Ostensibly secret, the findings of corruption and mass murder filtered through the SS hierarchy. In response to the growing scandal, Himmler officially revealed the existence of the extermination program to a gathering of Reichleiters, Gauleiters, and SS generals at Posen in October 1943, his intention to implicate them in the genocide, so they'd fight all the harder. But the actual effect of the speech was to demoralize and disgust many of them; the truth continued to spread, and pressure mounted for the termination of the murder program.

Morgen had also learned of another killing complex, run by a man Wirth referred to as his “untalented disciple.” This incompetent was Rudolf Hoess, and his operation, located in the Polish Protectorate, was Auschwitz.. Needing evidence of a crime to penetrate Hoess's domain, Morgen soon learned of a gold-smuggling case ( a huge quantity of dental gold turned up at an APO), and gained entry for one of his subordinates, named Wiebeck. In very short order, while Morgen was off investigating Globocnik, Wiebeck uncovered all manner of illegalities. Arriving in Auschwitz at last, Morgen got a guided tour, and was even allowed to inspect the Zyklon-B extermination facilities at the Auschwitz II, Birkenau. Everywhere he found depravity and corruption on a massive scale; having committed so many murders, and convinced that they themselves would be liquidated to protect the secret of the exterminations, Hoess's personnel were enriching themselves any way they could, dulling their consciences with drink and sex. At the gas-chambers, one asked Morgen: “What will become of us?”.

Soon afterwards, Dr. Edward Wirths, a tormented soul who performed medical experiments on prisoners, but refused to carry out other kinds of killing, came forward, claiming that Maximilian Grabner, the head of the Auschwitz Gestapo and the man who oversaw the gassings, ordered him to murder every pregnant Polish woman in the complex with phenol injections.
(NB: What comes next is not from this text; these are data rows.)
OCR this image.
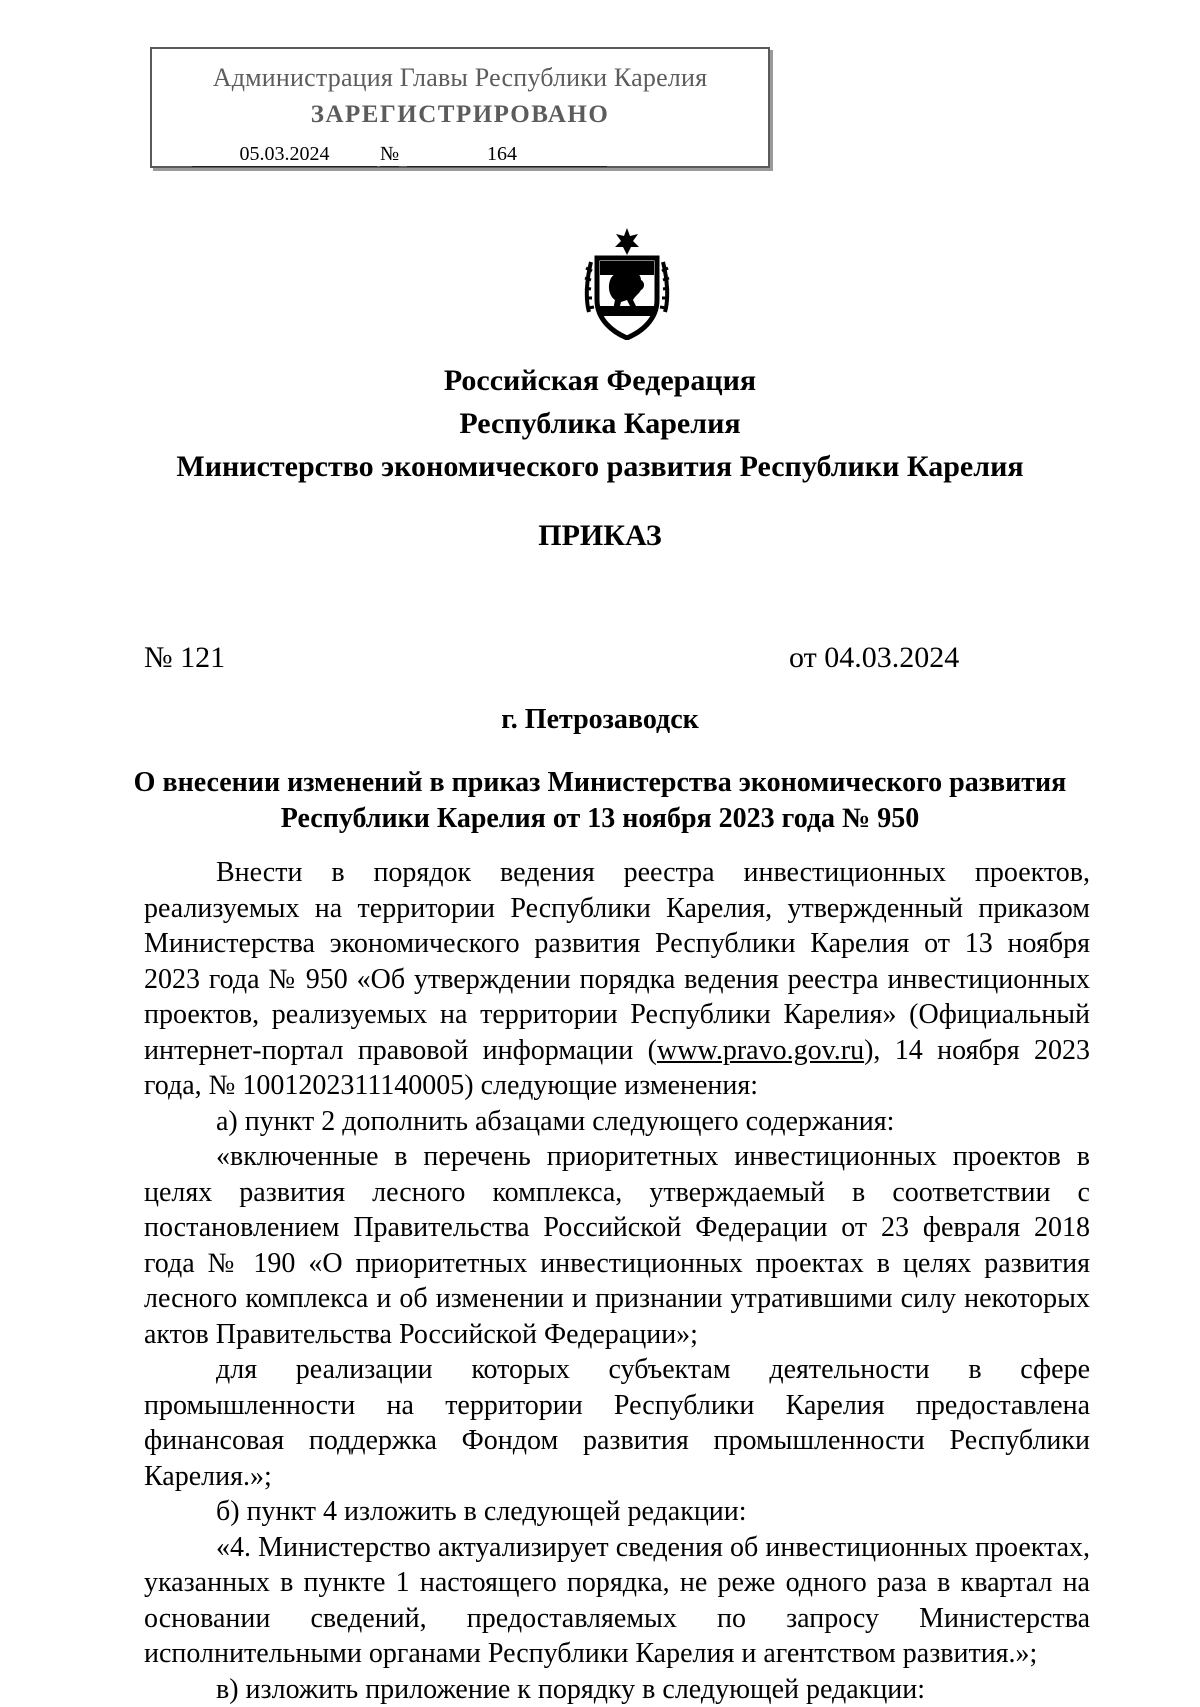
Администрация Главы Республики Карелия
ЗАРЕГИСТРИРОВАНО
05.03.2024	№	164
Российская Федерация
Республика Карелия
Министерство экономического развития Республики Карелия
ПРИКАЗ
№ 121	от 04.03.2024
г. Петрозаводск
О внесении изменений в приказ Министерства экономического развития
Республики Карелия от 13 ноября 2023 года № 950

Внести в порядок ведения реестра инвестиционных проектов, реализуемых на территории Республики Карелия, утвержденный приказом Министерства экономического развития Республики Карелия от 13 ноября 2023 года № 950 «Об утверждении порядка ведения реестра инвестиционных проектов, реализуемых на территории Республики Карелия» (Официальный интернет-портал правовой информации (www.pravo.gov.ru), 14 ноября 2023 года, № 1001202311140005) следующие изменения:

а) пункт 2 дополнить абзацами следующего содержания:

«включенные в перечень приоритетных инвестиционных проектов в целях развития лесного комплекса, утверждаемый в соответствии с постановлением Правительства Российской Федерации от 23 февраля 2018 года № 190 «О приоритетных инвестиционных проектах в целях развития лесного комплекса и об изменении и признании утратившими силу некоторых актов Правительства Российской Федерации»;

для реализации которых субъектам деятельности в сфере промышленности на территории Республики Карелия предоставлена финансовая поддержка Фондом развития промышленности Республики Карелия.»;

б) пункт 4 изложить в следующей редакции:

«4. Министерство актуализирует сведения об инвестиционных проектах, указанных в пункте 1 настоящего порядка, не реже одного раза в квартал на основании сведений, предоставляемых по запросу Министерства исполнительными органами Республики Карелия и агентством развития.»;

в) изложить приложение к порядку в следующей редакции:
According to Wirths, Grabner had also recorded political killings at the so-called “Black Wall” as hospital deaths.

Morgen confronted Grabner, who'd more than earned his reputation as one of the grisliest killers in the Reich; questioned about the Black Wall executions, Grabner maintained that he had authorization from Hoess and Kattowice Gestapo Chief Rudolf Mildner. But Hoess denied any knowledge, and Mildner wasn't available for questioning; Grabner was charged with with two thousand murders.
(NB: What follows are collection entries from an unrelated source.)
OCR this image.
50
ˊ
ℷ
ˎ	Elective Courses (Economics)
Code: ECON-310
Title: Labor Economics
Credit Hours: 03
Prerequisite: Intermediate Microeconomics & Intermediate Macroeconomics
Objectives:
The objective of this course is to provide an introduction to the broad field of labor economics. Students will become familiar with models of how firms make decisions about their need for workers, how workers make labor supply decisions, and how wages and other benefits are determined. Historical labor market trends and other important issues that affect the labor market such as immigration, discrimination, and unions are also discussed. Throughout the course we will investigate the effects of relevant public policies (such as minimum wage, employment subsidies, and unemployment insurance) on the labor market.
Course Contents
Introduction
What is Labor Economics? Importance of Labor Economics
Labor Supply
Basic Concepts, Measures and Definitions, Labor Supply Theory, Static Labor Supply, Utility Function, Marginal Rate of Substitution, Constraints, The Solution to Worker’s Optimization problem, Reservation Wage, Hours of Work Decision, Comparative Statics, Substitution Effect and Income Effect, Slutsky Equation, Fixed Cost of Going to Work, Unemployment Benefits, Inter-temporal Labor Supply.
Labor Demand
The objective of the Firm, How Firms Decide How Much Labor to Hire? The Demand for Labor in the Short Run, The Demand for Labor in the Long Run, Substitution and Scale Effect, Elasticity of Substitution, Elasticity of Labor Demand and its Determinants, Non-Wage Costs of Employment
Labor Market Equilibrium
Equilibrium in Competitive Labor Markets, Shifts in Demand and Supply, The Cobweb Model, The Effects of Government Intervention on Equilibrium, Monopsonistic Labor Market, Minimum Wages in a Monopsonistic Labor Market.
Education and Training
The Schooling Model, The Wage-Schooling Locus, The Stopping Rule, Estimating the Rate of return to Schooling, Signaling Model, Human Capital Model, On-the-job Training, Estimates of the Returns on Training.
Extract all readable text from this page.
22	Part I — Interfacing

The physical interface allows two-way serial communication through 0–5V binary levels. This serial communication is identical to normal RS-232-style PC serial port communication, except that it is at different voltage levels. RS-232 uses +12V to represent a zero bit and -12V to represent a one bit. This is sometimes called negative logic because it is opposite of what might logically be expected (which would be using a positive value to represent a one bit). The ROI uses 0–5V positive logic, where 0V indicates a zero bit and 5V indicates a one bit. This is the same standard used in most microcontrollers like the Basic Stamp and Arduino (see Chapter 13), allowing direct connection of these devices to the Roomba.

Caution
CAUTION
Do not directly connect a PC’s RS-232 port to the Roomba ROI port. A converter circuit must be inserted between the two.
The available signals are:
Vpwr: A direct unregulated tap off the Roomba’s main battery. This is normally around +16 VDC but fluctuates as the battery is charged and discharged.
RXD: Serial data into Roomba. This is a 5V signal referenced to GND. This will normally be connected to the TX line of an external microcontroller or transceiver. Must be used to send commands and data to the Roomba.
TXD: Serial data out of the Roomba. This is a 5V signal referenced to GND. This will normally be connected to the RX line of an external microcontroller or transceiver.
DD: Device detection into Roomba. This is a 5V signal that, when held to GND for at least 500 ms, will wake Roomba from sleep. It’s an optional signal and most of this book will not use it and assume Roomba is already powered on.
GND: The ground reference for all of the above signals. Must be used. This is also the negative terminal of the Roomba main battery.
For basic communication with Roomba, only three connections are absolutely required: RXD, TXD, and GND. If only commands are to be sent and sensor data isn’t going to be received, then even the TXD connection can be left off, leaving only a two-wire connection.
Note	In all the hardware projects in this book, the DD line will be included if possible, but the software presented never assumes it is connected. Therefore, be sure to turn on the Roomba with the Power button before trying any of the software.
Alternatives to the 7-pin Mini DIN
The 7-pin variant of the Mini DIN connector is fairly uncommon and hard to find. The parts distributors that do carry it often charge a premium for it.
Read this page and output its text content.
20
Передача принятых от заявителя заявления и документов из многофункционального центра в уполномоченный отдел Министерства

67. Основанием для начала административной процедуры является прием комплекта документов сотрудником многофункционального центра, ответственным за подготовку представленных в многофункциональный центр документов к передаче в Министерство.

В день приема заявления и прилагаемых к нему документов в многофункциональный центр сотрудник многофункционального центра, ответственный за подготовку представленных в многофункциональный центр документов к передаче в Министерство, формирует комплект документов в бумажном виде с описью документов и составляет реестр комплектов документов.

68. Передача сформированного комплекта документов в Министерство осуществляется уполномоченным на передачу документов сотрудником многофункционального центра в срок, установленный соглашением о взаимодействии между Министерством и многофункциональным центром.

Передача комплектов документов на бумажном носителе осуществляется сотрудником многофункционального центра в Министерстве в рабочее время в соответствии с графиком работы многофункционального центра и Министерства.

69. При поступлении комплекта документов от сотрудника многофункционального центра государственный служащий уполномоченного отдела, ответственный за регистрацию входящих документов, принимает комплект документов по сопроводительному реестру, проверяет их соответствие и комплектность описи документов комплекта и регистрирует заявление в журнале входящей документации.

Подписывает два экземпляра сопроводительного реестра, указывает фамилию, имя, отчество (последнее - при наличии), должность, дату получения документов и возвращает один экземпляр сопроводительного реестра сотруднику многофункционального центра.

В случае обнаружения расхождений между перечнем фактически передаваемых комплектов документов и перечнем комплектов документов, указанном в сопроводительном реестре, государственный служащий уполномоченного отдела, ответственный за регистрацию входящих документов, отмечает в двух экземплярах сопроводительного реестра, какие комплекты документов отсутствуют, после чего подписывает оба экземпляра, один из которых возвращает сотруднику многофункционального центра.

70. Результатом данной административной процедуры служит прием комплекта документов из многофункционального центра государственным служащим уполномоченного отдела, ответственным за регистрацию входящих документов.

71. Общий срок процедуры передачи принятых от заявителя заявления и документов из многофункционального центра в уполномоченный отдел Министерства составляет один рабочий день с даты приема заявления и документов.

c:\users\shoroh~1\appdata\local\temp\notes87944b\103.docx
But in spite of such progress, Morgen almost ended his investigation then and there. Travelling to Constanz on the Swiss Border, he fully intended to reveal his horrible discoveries to the whole world, but decided against it at the last moment, convinced that the Allies would inflict a terrible punishment on Germany---that is, if they could even be persuaded to believe his story.
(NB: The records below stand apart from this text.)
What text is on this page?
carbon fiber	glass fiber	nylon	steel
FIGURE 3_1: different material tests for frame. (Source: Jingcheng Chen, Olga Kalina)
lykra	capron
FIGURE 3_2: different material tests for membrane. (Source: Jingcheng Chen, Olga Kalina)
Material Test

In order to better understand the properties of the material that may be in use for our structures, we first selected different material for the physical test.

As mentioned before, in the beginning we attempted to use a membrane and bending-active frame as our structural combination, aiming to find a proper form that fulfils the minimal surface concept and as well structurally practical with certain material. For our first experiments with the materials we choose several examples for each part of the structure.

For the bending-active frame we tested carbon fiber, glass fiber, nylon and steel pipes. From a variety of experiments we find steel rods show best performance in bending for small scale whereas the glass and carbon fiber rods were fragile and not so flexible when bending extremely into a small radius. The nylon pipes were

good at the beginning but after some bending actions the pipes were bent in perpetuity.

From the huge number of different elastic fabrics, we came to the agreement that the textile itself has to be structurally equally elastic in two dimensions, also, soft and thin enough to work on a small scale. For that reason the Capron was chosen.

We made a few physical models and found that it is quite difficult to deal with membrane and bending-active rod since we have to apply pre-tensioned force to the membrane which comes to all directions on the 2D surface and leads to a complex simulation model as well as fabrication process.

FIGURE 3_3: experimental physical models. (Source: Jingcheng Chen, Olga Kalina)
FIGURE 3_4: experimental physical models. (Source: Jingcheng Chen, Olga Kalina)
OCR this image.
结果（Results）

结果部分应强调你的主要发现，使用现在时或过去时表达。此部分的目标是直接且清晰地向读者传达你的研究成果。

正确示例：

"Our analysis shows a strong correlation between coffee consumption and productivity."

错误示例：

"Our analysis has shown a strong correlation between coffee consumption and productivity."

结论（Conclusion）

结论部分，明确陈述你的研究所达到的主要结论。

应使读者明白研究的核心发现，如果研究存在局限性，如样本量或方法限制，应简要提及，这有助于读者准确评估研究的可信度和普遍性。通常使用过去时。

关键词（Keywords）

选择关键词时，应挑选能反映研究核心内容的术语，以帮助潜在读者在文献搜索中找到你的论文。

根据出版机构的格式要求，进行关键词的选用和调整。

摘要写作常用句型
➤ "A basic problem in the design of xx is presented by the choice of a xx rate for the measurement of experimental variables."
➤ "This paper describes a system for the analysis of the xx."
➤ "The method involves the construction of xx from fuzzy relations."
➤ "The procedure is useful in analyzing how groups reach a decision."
He tried to gain personal access to Himmler in Berlin; if indeed the Reichfuehrer-SS was shocked by the corruption Morgen had found, perhaps he could be persuaded that the true cause of the crime lay in the underlying lawlessness of the Nazi terror system.

But Morgen had to go through channels; at a meeting with Nebe, RSHA chief Ernst Kaltenbrunner, and Heinrich Mueller, head of the Gestapo, he was subjected to a tirade by Mueller, who suggested Morgen should arrest him, little knowing that Morgen would try to do exactly that. Morgen responded with freezing silence, staring him down and driving him from the room. Nebe and Kaltenbrunner merely turned away; access to Himmler, denied.

Undeterred, Morgen resolved to try and halt the exterminations by decapitating the collective leadership of the camps. Ordered by Hitler, the gassings couldn't be officially challenged, but the exterminators could be brought down for sadism, unauthorized killings, black marketeering, and a host of other violations. Moreover, Morgen knew that many so-called “unauthorized” killings were actually authorized, a fact that men such as Grabner would point out at their trials. Official confirmation of such orders would cause a profound crisis in the SS Judiciary, a situation Morgen believed he could exploit; denial of responsibility would remove all protection from the executioners---and permit a direct assault on the Final Solution itself.